Showing posts with label Finance. Show all posts
Showing posts with label Finance. Show all posts

Thursday, December 1, 2016

Would you spend £8,000 to help your child find a job?

Would you spend £8,000 to help your child find a job?
The latest investigation claims that parents are able to invest nearly £8,000 assisting the grown up kids of theirs on the career ladder.

This may include things like providing cash to pay for training programs, accommodation or equipment while learning, and intelligent clothes for employment interviews.

Nearly four fifths (seventy eight per cent) of parents saw it as the responsibility of theirs to allow for the kid of theirs basically as they get into the planet of two thirds as well as work (sixty seven per cent) felt it had been the fiscal responsibility of theirs.

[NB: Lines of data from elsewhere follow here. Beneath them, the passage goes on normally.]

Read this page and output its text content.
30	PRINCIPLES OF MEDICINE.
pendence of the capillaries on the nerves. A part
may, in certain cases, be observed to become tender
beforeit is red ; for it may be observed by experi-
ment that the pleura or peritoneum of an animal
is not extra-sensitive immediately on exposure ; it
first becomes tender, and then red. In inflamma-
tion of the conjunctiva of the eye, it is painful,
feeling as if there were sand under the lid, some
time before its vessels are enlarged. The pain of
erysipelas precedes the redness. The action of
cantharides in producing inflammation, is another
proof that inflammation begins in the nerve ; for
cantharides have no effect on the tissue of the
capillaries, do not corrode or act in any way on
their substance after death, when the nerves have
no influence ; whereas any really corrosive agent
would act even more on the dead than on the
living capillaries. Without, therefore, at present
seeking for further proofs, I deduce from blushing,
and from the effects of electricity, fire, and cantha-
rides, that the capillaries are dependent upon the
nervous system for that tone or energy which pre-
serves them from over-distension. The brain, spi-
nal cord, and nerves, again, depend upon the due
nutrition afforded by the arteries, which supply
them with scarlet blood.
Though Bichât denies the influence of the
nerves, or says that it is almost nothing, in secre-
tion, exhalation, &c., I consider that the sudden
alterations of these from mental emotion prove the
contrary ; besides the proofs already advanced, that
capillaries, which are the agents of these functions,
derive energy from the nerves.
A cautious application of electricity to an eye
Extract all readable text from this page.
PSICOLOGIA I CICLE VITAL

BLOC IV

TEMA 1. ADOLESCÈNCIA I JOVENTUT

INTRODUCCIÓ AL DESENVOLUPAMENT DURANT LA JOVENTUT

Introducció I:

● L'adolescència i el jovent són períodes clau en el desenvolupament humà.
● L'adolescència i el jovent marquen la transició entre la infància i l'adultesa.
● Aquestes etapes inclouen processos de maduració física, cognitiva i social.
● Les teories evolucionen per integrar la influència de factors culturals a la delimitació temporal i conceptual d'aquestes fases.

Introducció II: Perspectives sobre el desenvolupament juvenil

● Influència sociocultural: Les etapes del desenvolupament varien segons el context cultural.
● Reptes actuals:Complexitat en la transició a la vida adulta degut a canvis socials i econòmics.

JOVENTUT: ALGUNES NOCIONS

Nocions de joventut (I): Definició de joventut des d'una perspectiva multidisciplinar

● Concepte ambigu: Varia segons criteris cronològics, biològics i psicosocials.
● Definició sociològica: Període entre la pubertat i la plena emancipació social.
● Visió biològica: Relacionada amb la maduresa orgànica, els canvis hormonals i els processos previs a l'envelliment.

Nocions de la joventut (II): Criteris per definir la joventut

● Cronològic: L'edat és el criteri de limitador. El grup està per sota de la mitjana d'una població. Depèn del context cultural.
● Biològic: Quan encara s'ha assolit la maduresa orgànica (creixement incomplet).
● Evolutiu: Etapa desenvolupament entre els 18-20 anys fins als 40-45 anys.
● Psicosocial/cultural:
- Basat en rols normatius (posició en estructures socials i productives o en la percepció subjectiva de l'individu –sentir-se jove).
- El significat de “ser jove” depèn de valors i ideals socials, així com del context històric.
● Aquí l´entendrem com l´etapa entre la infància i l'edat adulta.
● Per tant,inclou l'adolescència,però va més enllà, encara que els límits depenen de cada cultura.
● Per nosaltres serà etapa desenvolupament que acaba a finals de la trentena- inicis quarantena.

London is unsurprisingly the priciest location of Britain to raise a kid. LV estimates that the price of increasing a kid in the capital is about £253,638.

In the South East this figure falls slightly to South East, £245,756, while in the East of England the total average cost is £239,125, LV suggests.

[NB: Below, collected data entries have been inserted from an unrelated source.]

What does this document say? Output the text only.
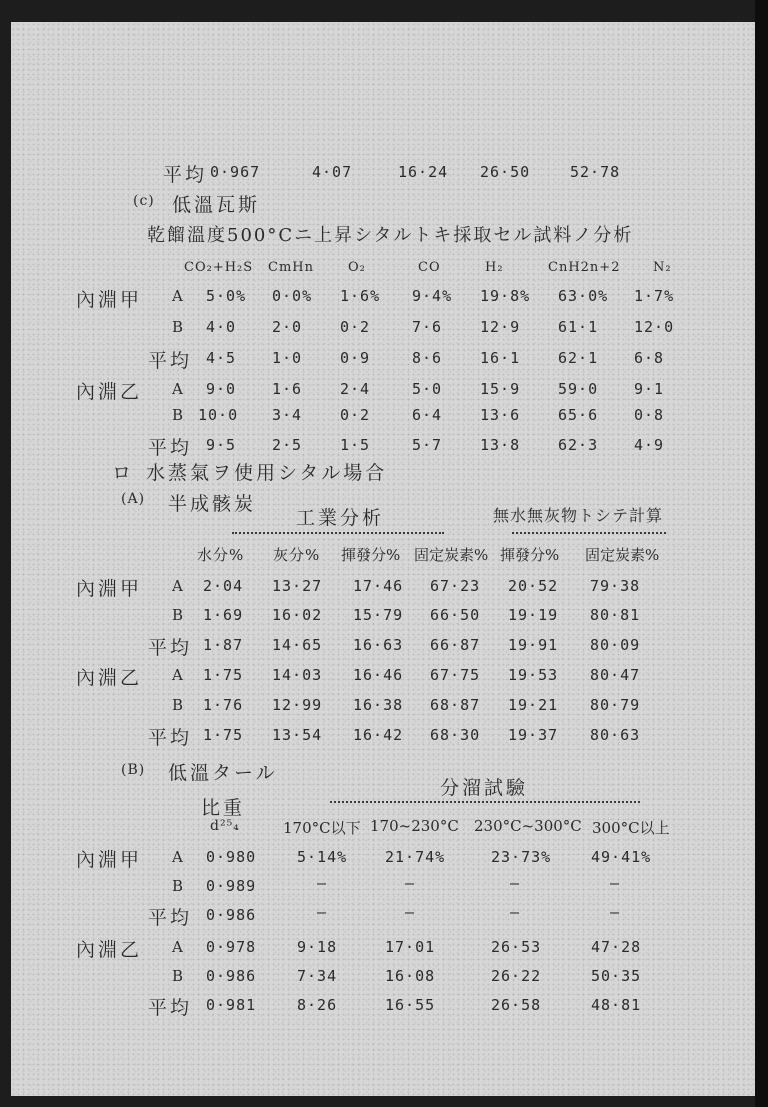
平均 0·967	4·07	16·24 26·50	52·78
(c) 低溫瓦斯
乾餾溫度500°Cニ上昇シタルトキ採取セル試料ノ分析
CO₂+H₂S CmHn	O₂	CO	H₂	CnH2n+2	N₂
內淵甲 A 5·0% 0·0% 1·6% 9·4% 19·8% 63·0% 1·7%
B 4·0 2·0	0·2	7·6	12·9	61·1 12·0
平均 4·5 1·0	0·9	8·6	16·1	62·1 6·8
內淵乙 A 9·0 1·6	2·4	5·0	15·9	59·0 9·1
B 10·0 3·4	0·2	6·4	13·6	65·6 0·8
平均 9·5 2·5	1·5	5·7	13·8	62·3 4·9
ロ 水蒸氣ヲ使用シタル場合
(A) 半成骸炭
工業分析	無水無灰物トシテ計算
水分% 灰分% 揮發分% 固定炭素% 揮發分% 固定炭素%
內淵甲 A 2·04 13·27 17·46 67·23 20·52 79·38
B 1·69 16·02 15·79 66·50 19·19 80·81
平均 1·87 14·65 16·63 66·87 19·91 80·09
內淵乙 A 1·75 14·03 16·46 67·75 19·53 80·47
B 1·76 12·99 16·38 68·87 19·21 80·79
平均 1·75 13·54 16·42 68·30 19·37 80·63
(B) 低溫タール
分溜試驗
比重
d²⁵₄	170°C以下 170~230°C 230°C~300°C 300°C以上
內淵甲 A 0·980	5·14%	21·74%	23·73%	49·41%
B 0·989	—	—	—	—
平均 0·986	—	—	—	—
內淵乙 A 0·978	9·18	17·01	26·53	47·28
B 0·986	7·34	16·08	26·22	50·35
平均 0·981	8·26	16·55	26·58	48·81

Across the North East, the cost of bringing up a child to the age of 21 is in the region of £217,820, while in Yorkshire and the Humber it is £214,559.

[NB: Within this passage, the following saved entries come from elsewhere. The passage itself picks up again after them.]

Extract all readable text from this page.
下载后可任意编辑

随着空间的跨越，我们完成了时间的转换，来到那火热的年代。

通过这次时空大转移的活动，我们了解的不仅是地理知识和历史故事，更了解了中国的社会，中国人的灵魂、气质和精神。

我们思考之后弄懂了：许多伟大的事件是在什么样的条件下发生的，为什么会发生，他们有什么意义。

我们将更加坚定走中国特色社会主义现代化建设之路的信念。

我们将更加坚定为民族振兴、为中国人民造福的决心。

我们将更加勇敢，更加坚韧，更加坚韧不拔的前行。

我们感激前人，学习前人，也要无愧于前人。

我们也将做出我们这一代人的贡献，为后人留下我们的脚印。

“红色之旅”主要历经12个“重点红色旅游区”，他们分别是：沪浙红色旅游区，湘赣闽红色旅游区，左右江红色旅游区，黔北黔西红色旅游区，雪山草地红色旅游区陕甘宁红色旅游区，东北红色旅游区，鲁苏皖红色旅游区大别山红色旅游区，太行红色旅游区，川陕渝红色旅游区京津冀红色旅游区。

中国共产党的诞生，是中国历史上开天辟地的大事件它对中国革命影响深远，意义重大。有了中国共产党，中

Wednesday, November 30, 2016

You have to feel the Office for Budget Responsibility's pain.

You have to feel the Office for Budget Responsibility's pain.

The Act of Parliament which created the OBR said that its forecasts had to be based on government policies and "may not think about what the outcome of any substitute policies would be".

And below you see the issue facing the OBR in predicting what would come about to the economy as well as the public finances with the following 5 years.

Government policy is actually triggering Article fifty in March 2017, which means the UK is going to leave the European Union in March 2019.

The OBR will have to anticipate what'll happen to the economy in 2020-21 and 2019-20 without understanding what deal type is going to be completed with the EU, therefore it will not understand if the UK will likely be a part of the single market or maybe the traditions union.

The UK government doesn't officially have a policy on what outcome it'd want or even what the foundation will be for the negotiations of its, above the ambition to get the absolute best deal for the UK.

The very first 3 years of the forecast should not be way too problematic - we currently have the Bank of England's forecasts because of this period.

However the last 2 years might be debatable. Several commentators, like Paul Johnson that heads up the Institute for Fiscal Studies, recommended that there may be 2 forecasts for the previous 2 years, one based on staying in the single market and one based on giving it, but that could fall foul of the rules against considering substitute policies.

And so while there might be exciting details of the government's fiscal policy announced in the Autumn Statement, probably the most fascinating part is going to be found in what the OBR does or perhaps does not tell us about the government's plans for the future connection of ours with the EU.